Enquanto
funcionamos com base numa mente adquirida, com uma mente fundamentada no medo e
no cálculo autocentrado; enquanto por não identificarmos, de imediato, o
mecânico e não solicitado fluxo do imaginal-sensorial condicionado pela
cultura, nos identificamos com os neuróticos impulsos emotivos reativos. Por
causa de tal adulterante identificação, nos comprometemos com situações,
empregos, atividades e relações, os quais não tem a verdade e o amor como
fundamento, mas sim a busca de segurança, de prestígio, de satisfação
sensorial, de validação social, que acabam por se transformar, inevitavelmente,
em falsas dependências. Por nos faltar a amorosa, espontânea e integrativa
lucidez, vivemos num constante círculo de adulterações, as quais vão se
acumulando até chegar um ponto em que as mesmas nos sufocam, retirando todo o
sentido de nossa existência e nos levando à um constante estado de ansiedade,
conflito, pensamentos contraditórios, medos e confusão. Enquanto não percebemos
essa total ausência da amorosa, espontânea e integrativa lucidez, permanecemos
alimentando esse círculo de adulteração, cuja base é o cálculo autocentrado.
Quando nos tornamos conscientes desse mecanismo pelo qual funcionamos durante
toda a existência, percebemos a nossa real impotência, a qual se manifesta na
ausência dessa amorosa e integrativa lucidez, desse espontâneo percebimento
libertário que nos aponte a ação correta, pela qual uma nova intencionalidade,
uma nova qualidade de sentir, possa se apresentar diante das situações,
atividades e relacionamentos com os quais estamos comprometidos.

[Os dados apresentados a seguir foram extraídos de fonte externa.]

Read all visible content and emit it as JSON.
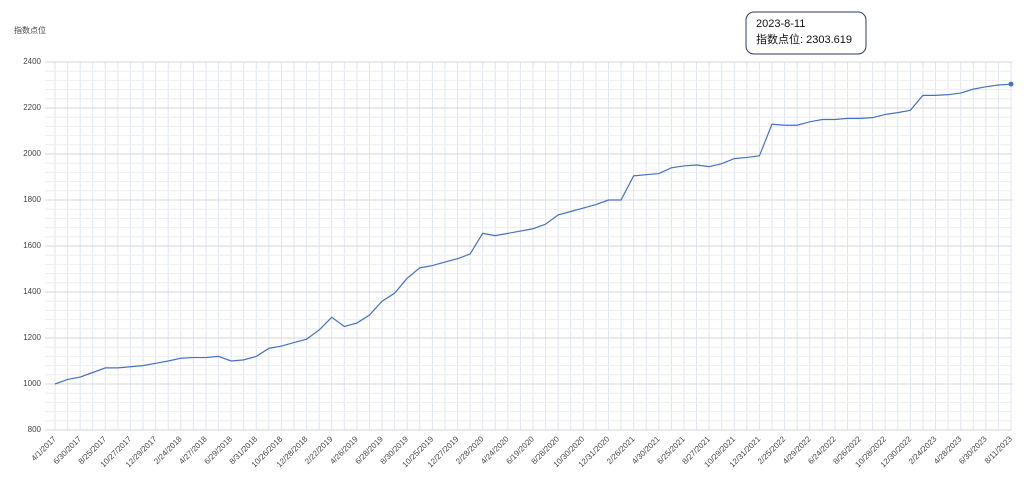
{
  "chart_data": {
    "type": "line",
    "ylabel": "指数点位",
    "annotation": {
      "title": "2023-8-11",
      "text": "指数点位: 2303.619"
    },
    "categories": [
      "4/1/2017",
      null,
      "6/30/2017",
      null,
      "8/25/2017",
      null,
      "10/27/2017",
      null,
      "12/29/2017",
      null,
      "2/24/2018",
      null,
      "4/27/2018",
      null,
      "6/29/2018",
      null,
      "8/31/2018",
      null,
      "10/26/2018",
      null,
      "12/28/2018",
      null,
      "2/22/2019",
      null,
      "4/26/2019",
      null,
      "6/28/2019",
      null,
      "8/30/2019",
      null,
      "10/25/2019",
      null,
      "12/27/2019",
      null,
      "2/28/2020",
      null,
      "4/24/2020",
      null,
      "6/19/2020",
      null,
      "8/28/2020",
      null,
      "10/30/2020",
      null,
      "12/31/2020",
      null,
      "2/26/2021",
      null,
      "4/30/2021",
      null,
      "6/25/2021",
      null,
      "8/27/2021",
      null,
      "10/29/2021",
      null,
      "12/31/2021",
      null,
      "2/25/2022",
      null,
      "4/29/2022",
      null,
      "6/24/2022",
      null,
      "8/26/2022",
      null,
      "10/28/2022",
      null,
      "12/30/2022",
      null,
      "2/24/2023",
      null,
      "4/28/2023",
      null,
      "6/30/2023",
      null,
      "8/11/2023"
    ],
    "series": [
      {
        "name": "指数点位",
        "color": "#4472c4",
        "values": [
          1000,
          1020,
          1030,
          1050,
          1070,
          1070,
          1075,
          1080,
          1090,
          1100,
          1112,
          1115,
          1115,
          1120,
          1100,
          1105,
          1120,
          1155,
          1165,
          1180,
          1195,
          1235,
          1290,
          1250,
          1265,
          1300,
          1360,
          1395,
          1460,
          1505,
          1515,
          1530,
          1545,
          1565,
          1655,
          1645,
          1655,
          1665,
          1675,
          1695,
          1735,
          1750,
          1765,
          1780,
          1800,
          1800,
          1905,
          1910,
          1915,
          1940,
          1948,
          1952,
          1945,
          1958,
          1980,
          1985,
          1992,
          2130,
          2125,
          2125,
          2140,
          2150,
          2150,
          2155,
          2155,
          2158,
          2172,
          2180,
          2190,
          2255,
          2255,
          2258,
          2265,
          2282,
          2292,
          2300,
          2303.619
        ]
      }
    ],
    "ylim": [
      800,
      2400
    ],
    "yticks": [
      800,
      1000,
      1200,
      1400,
      1600,
      1800,
      2000,
      2200,
      2400
    ],
    "grid": true
  }
}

Sem a eclosão dessa amorosa, espontânea e integrativa lucidez, continuamos perdidos, reagindo imaturamente, ainda que tentado acertar, mas alimentando novas formas de ilusão. Quando percebemos, com a totalidade de nosso ser, a ausência dessa amorosa, espontânea e integrativa lucidez reparadora, nos vemos envolvidos por um misto de ansiedade, angústia e medo; a ansiedade pela mudança libertária, a angústia de não saber como realiza-la e o medo de perder as situações a que nos apegamos.
Perceber que não sabemos o que é amor, felicidade, liberdade, comunhão e genuína criatividade é algo extremamente doloroso. Ver a natureza exata dos sentimentos que sustentam nossas atividades e relacionamentos, se mostra algo assustador: medo da solidão, medo do desamparo, medo do desconhecido, medo de não ter as necessidades sensoriais satisfeitas, medo de perder as conveniências que os mesmos nos fornecem, uma má vontade para com quase tudo que nos força a um estado de simulação. Diante de tal percepção dolorosa, surgem as perguntas: como mudar tudo isso? Como conhecer outra forma de intencionalidade diante dos mesmos? Como dar um novo sentido a tudo? Como ver tudo com novos olhos? Como tocar de um novo modo, já que, pelo esforço, percebemos que não produz a naturalidade que sentimos ser necessária para que tudo se mostre com real significação e afetação? A ausência de respostas amplia a ansiedade e a angústia.
Tudo aponta para a necessidade de uma ocorrência de algo que nos é desconhecido, que ultrapassa nosso limitado conhecimento, esforço e intenção. Algo que não se encontra nos livros, nos filmes, nas programações, nos sistemas, nas crenças, nas palavras dos mestres, no que nos é conhecido. Sem a eclosão desse revolucionário e transcendente algo desconhecido, permanecemos nesse limitado movimento conhecido que só produz adulteração, insatisfação, tédio e frustração. Essa me parece ser a maior impotência do ser humano: produzir um revolucionário e significativo salto de si mesmo; um salto que o retire do estado disfarçado de má vontade diante das situações, que o lance numa capacidade de escuta amorosa e não reativa. Ciente de tudo isso, e preso nessa qualidade de sentir e interagir, viver neste mundo torna-se algo extremamente patético.